Why Are Average Wages Increasing During the Pandemic? Part Three

By Adam Pagnucco.

In Part Two, we identified one reason why average wages have been rising during the COVID recession: job losses have been concentrated in the leisure and hospitality sector. Since that sector pays low wages, disproportionate job losses there tend to push average wage rates up.

But that’s not all that is going on.

The chart below shows changes in average hourly earnings by sector in Maryland. Most sectors are seeing substantial increases, with some beating the 1.4% change in the consumer price index in 2020 by several multiples.

The craziest finding in that chart is that leisure and hospitality, which had by far the biggest job loss in 2020, also had the largest increase in average hourly earnings. That violates every lesson in supply and demand taught in Economics 101. An industry with precipitous job losses should have a big drop in wages. Why is the opposite happening?

Let’s take a closer look at Maryland’s leisure and hospitality sector. The chart below shows employment (on the left axis) and average hourly earnings (on the right axis) in leisure and hospitality since 1990. (Average hourly earnings are only available starting in 2007.) For the most part, this is what we would expect to see. Employment has grown with interruptions in the early 1990s recession, the Great Recession and the COVID recession. Average hourly earnings fell during the Great Recession and recovered afterwards. So far, so good.

Now let’s zero in on the last two years. The chart below shows the monthly employment in the sector for both 2019 and 2020. (Data for December 2020 is preliminary.)

In the first two months of 2020, Maryland’s leisure and hospitality sector was on pace to have 2-3% more jobs than in 2019. Then the pandemic hit and in April 2020, employment was 47% less than in April 2019. The sector recovered somewhat though it did not enjoy the summer bump that it normally gets. By November and December, when COVID case rates began to rise again, the sector began losing jobs again. Overall, its employment in 2020 seems tied to public health restrictions and consumer behavior tied to the virus.

Now let’s look at monthly average hourly earnings in the sector in 2019 and 2020.

The massive job loss in April coincided with a massive spike in average hourly earnings. The smaller job loss in the last two months of the year coincided with a smaller spike in average hourly earnings. At first glance, this doesn’t seem to make much sense if you remember supply and demand from Economics 101.

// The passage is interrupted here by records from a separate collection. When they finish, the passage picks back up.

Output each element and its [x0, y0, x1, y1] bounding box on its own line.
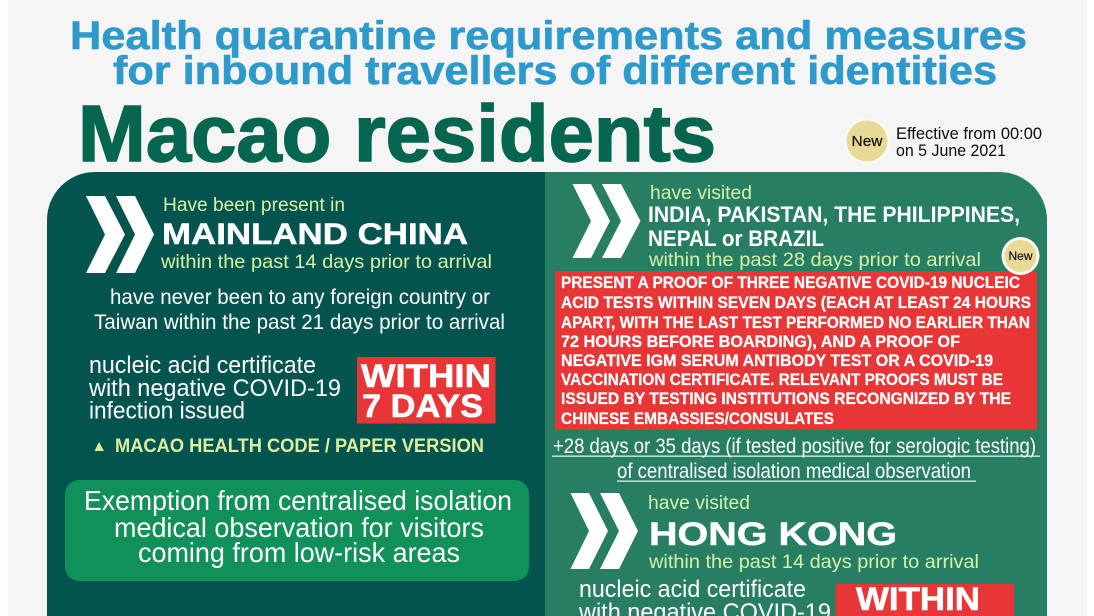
have visited label: have visited — [648, 492, 750, 514]
nucleic acid text: nucleic acid certificate — [579, 576, 806, 603]
icon: double chevron second arrow — [600, 493, 638, 569]
exemption box: medical observation for visitors — [114, 512, 484, 543]
panel: Mainland China — [47, 172, 545, 616]
isolation period text: of centralised isolation medical observation — [617, 459, 971, 483]
panel: high-risk countries and Hong Kong — [545, 172, 1047, 616]
within callout — [836, 581, 1014, 616]
icon: double chevron — [570, 493, 608, 569]
within 7 days callout — [357, 357, 496, 424]
red requirement box: VACCINATION CERTIFICATE. RELEVANT PROOFS MUST BE — [561, 371, 1003, 389]
effective date notice — [844, 118, 1042, 164]
foreign travel condition: Taiwan within the past 21 days prior to arrival — [94, 311, 505, 334]
red requirement box: ISSUED BY TESTING INSTITUTIONS RECONGNIZED BY THE — [561, 390, 1011, 408]
nucleic acid text — [88, 352, 341, 424]
effective date text — [896, 124, 1042, 160]
title: Health quarantine requirements and measures — [70, 14, 1027, 58]
within callout: WITHIN — [856, 581, 980, 616]
title — [70, 14, 1027, 93]
foreign travel condition — [94, 286, 505, 334]
within 7 days callout: WITHIN — [361, 358, 491, 394]
icon: triangle — [94, 442, 104, 451]
red requirement box: NEGATIVE IGM SERUM ANTIBODY TEST OR A COVID-19 — [561, 352, 993, 370]
region name: MAINLAND CHINA — [162, 218, 468, 251]
exemption box — [65, 480, 529, 581]
icon: double chevron — [86, 196, 125, 273]
country names: NEPAL or BRAZIL — [648, 226, 824, 251]
red requirement box: PRESENT A PROOF OF THREE NEGATIVE COVID-19 NUCLEIC — [561, 274, 1020, 292]
timeframe 28 days: within the past 28 days prior to arrival — [648, 249, 981, 271]
country names — [648, 202, 1020, 251]
icon: new badge: New — [852, 133, 883, 150]
icon: new badge: New — [1008, 249, 1033, 263]
red requirement box: CHINESE EMBASSIES/CONSULATES — [561, 410, 834, 428]
title: for inbound travellers of different identities — [113, 49, 997, 93]
have been present heading: within the past 14 days prior to arrival — [160, 251, 492, 273]
exemption box: Exemption from centralised isolation — [84, 485, 512, 516]
have been present heading — [160, 194, 492, 273]
timeframe 14 days: within the past 14 days prior to arrival — [648, 551, 979, 573]
nucleic acid text: infection issued — [89, 398, 245, 424]
exemption box: coming from low-risk areas — [138, 537, 460, 568]
icon: double chevron second arrow — [602, 184, 640, 258]
effective date text: Effective from 00:00 — [896, 124, 1042, 143]
icon: new badge — [1002, 237, 1040, 275]
have been present heading: Have been present in — [163, 194, 345, 216]
red requirement box — [555, 271, 1037, 430]
red requirement box: ACID TESTS WITHIN SEVEN DAYS (EACH AT LEAST 24 HOURS — [561, 294, 1031, 312]
within 7 days callout: 7 DAYS — [362, 388, 483, 424]
red requirement box: 72 HOURS BEFORE BOARDING), AND A PROOF OF — [561, 333, 960, 351]
effective date text: on 5 June 2021 — [896, 141, 1006, 160]
nucleic acid text: with negative COVID-19 — [88, 375, 341, 402]
isolation period text — [552, 434, 1040, 483]
country names: INDIA, PAKISTAN, THE PHILIPPINES, — [648, 202, 1020, 227]
red requirement box: APART, WITH THE LAST TEST PERFORMED NO EARLIER THAN — [561, 314, 1030, 332]
health code note: MACAO HEALTH CODE / PAPER VERSION — [115, 436, 484, 457]
region name: HONG KONG — [649, 516, 897, 552]
heading: Macao residents: Macao residents — [78, 89, 716, 178]
have visited label: have visited — [650, 182, 752, 204]
foreign travel condition: have never been to any foreign country or — [110, 286, 490, 309]
icon: double chevron second arrow — [116, 196, 154, 273]
icon: double chevron — [572, 184, 610, 258]
nucleic acid text: nucleic acid certificate — [89, 352, 316, 379]
icon: new badge — [844, 118, 890, 164]
nucleic acid text — [578, 576, 831, 616]
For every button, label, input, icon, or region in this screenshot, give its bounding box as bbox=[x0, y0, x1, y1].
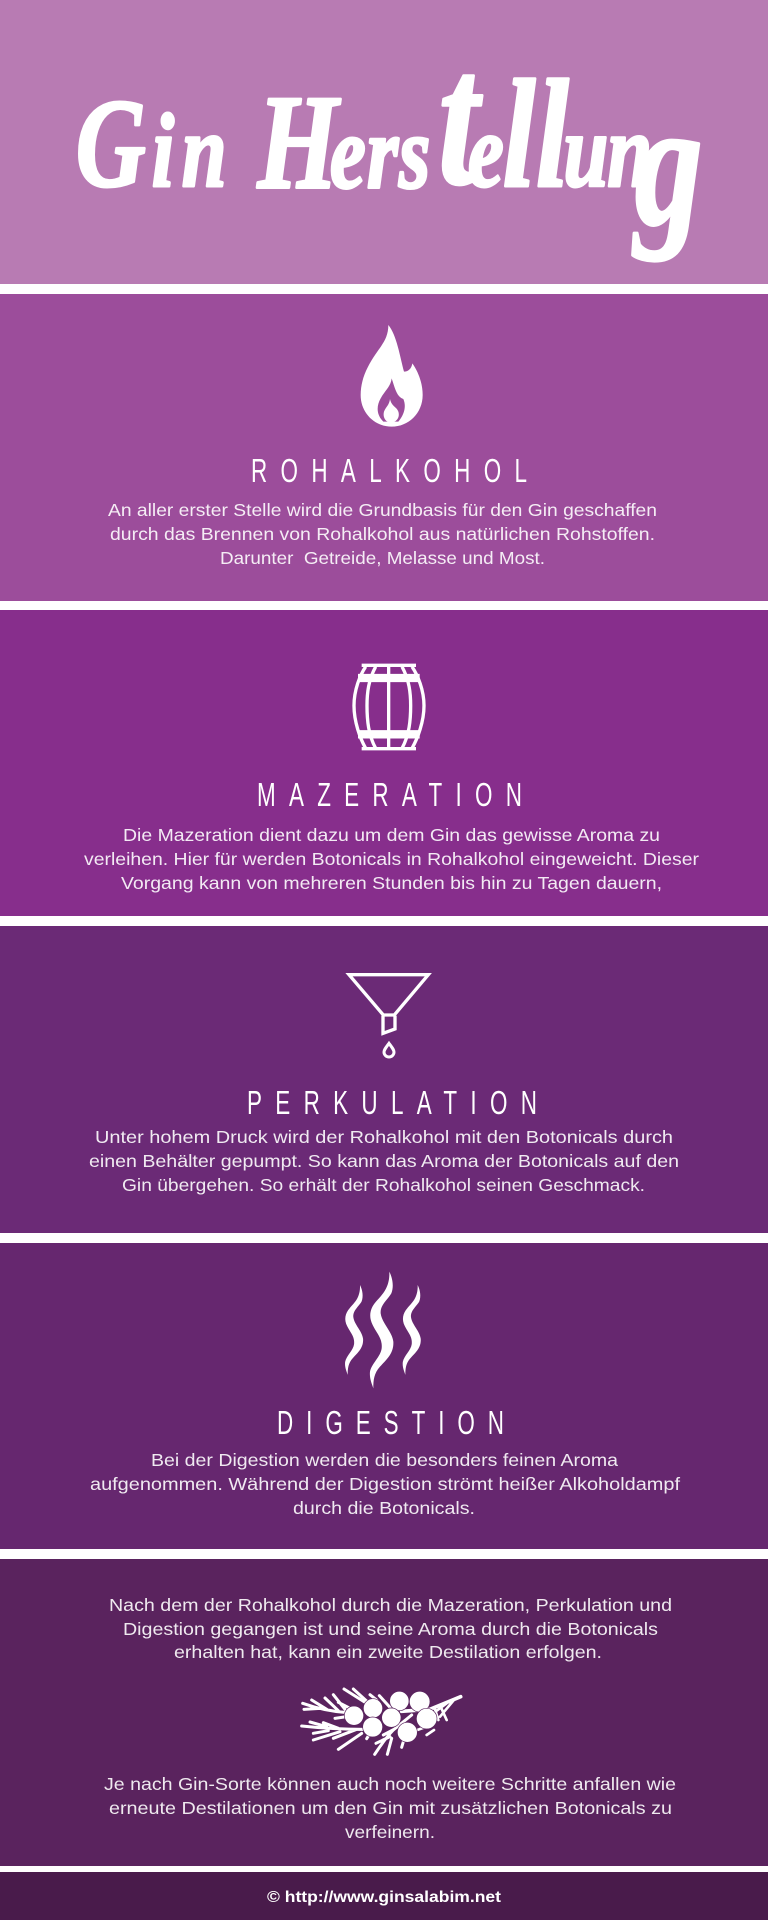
text block: second distillation: erhalten hat, kann ein zweite Destilation erfolgen. bbox=[174, 1642, 602, 1662]
icon: juniper branch bbox=[302, 1689, 461, 1754]
panel: Rohalkohol bbox=[0, 294, 768, 601]
text block: Rohalkohol: durch das Brennen von Rohalkohol aus natürlichen Rohstoffen. bbox=[110, 524, 655, 544]
text block: Perkulation bbox=[89, 1127, 679, 1195]
heading: Mazeration: MAZERATION bbox=[257, 776, 522, 813]
text block: Digestion: Bei der Digestion werden die besonders feinen Aroma bbox=[151, 1450, 618, 1470]
panel: Digestion bbox=[0, 1243, 768, 1549]
title: n bbox=[182, 94, 226, 210]
heading: Rohalkohol: ROHALKOHOL bbox=[251, 452, 527, 489]
panel: footer bbox=[0, 1872, 768, 1920]
text block: second distillation: Digestion gegangen ist und seine Aroma durch die Botonicals bbox=[123, 1619, 658, 1639]
panel: summary bbox=[0, 1559, 768, 1866]
text block: Perkulation: Unter hohem Druck wird der Rohalkohol mit den Botonicals durch bbox=[95, 1127, 673, 1147]
text block: Rohalkohol: An aller erster Stelle wird die Grundbasis für den Gin geschaffen bbox=[108, 500, 657, 520]
title: t bbox=[438, 14, 483, 225]
text block: Mazeration: Vorgang kann von mehreren Stunden bis hin zu Tagen dauern, bbox=[121, 873, 662, 893]
text block: Digestion: aufgenommen. Während der Digestion strömt heißer Alkoholdampf bbox=[90, 1474, 680, 1494]
text block: Perkulation: einen Behälter gepumpt. So kann das Aroma der Botonicals auf den bbox=[89, 1151, 679, 1171]
text block: Digestion: durch die Botonicals. bbox=[293, 1498, 475, 1518]
panel: Mazeration bbox=[0, 610, 768, 916]
text block: Rohalkohol bbox=[108, 500, 657, 568]
icon: flame bbox=[361, 325, 423, 427]
title: i bbox=[152, 94, 174, 210]
title: l bbox=[503, 48, 536, 220]
icon: funnel with drop bbox=[349, 975, 428, 1057]
text block: Mazeration: verleihen. Hier für werden Botonicals in Rohalkohol eingeweicht. Dieser bbox=[84, 849, 699, 869]
heading: Perkulation: PERKULATION bbox=[247, 1084, 537, 1121]
panel: header bbox=[0, 0, 768, 284]
text block: further steps: erneute Destilationen um den Gin mit zusätzlichen Botonicals zu bbox=[109, 1798, 672, 1818]
title: l bbox=[536, 48, 569, 220]
footer link text: © http://www.ginsalabim.net bbox=[267, 1889, 502, 1906]
text block: Perkulation: Gin übergehen. So erhält der Rohalkohol seinen Geschmack. bbox=[122, 1175, 645, 1195]
text block: further steps bbox=[104, 1774, 676, 1842]
title: u bbox=[563, 94, 608, 210]
text block: Digestion bbox=[90, 1450, 680, 1518]
text block: Rohalkohol: Darunter Getreide, Melasse und Most. bbox=[220, 548, 545, 568]
text block: further steps: verfeinern. bbox=[345, 1822, 435, 1842]
icon: steam bbox=[345, 1272, 421, 1388]
title: g bbox=[632, 66, 703, 263]
icon: barrel bbox=[354, 665, 424, 749]
title: n bbox=[607, 94, 652, 210]
text block: Mazeration bbox=[84, 825, 699, 893]
title: e bbox=[330, 95, 366, 211]
text block: further steps: Je nach Gin-Sorte können auch noch weitere Schritte anfallen wie bbox=[104, 1774, 676, 1794]
title: H bbox=[257, 69, 341, 218]
heading: Digestion: DIGESTION bbox=[277, 1404, 504, 1441]
title: G bbox=[76, 75, 146, 214]
panel: Perkulation bbox=[0, 926, 768, 1233]
text block: Mazeration: Die Mazeration dient dazu um dem Gin das gewisse Aroma zu bbox=[123, 825, 660, 845]
text block: second distillation: Nach dem der Rohalkohol durch die Mazeration, Perkulation und bbox=[109, 1595, 672, 1615]
title: e bbox=[468, 94, 504, 210]
text block: second distillation bbox=[109, 1595, 672, 1662]
title: r bbox=[367, 95, 400, 211]
title: s bbox=[398, 95, 430, 211]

But it might make sense depending on who gets laid off. The leisure and hospitality sector, like other sectors, has wide variations between employees in skill, seniority and responsibility – all of which tend to be associated with pay differentials. What if the workers who were laid off in April and in the winter were disproportionately low tenure, less skilled and non-supervisory? And what if the workers who were protected were disproportionately highly skilled, high tenure, supervisory and critical to their employers? That would explain the pattern in leisure and hospitality and in the other sectors too: job losses coincide with average hourly earnings spikes because lower paid workers are the ones being let go, thus skewing the wage distribution upwards.

This coincides with findings cited by the U.S. Bureau of Labor Statistics that job losses have been “strongly concentrated among low-wage workers,” including hospitality workers, young workers, less educated workers and part-time workers. One article finds that “the pandemic’s negative economic effects are most severe and likely to be longest lasting for low-paid workers in more affluent locations.” That’s a good description of the realities faced by many recession-impacted workers in Maryland, who are hit both by job losses and high costs of living. Think of how this applies to a laid-off restaurant employee in Montgomery, Howard or Anne Arundel counties.

If this theory is true, then the rising average wages during the COVID recession are not a sign of prosperity – they’re a sign of rampant, increasing income inequality. In Part Four, we will see how this is playing out in some locations in Maryland.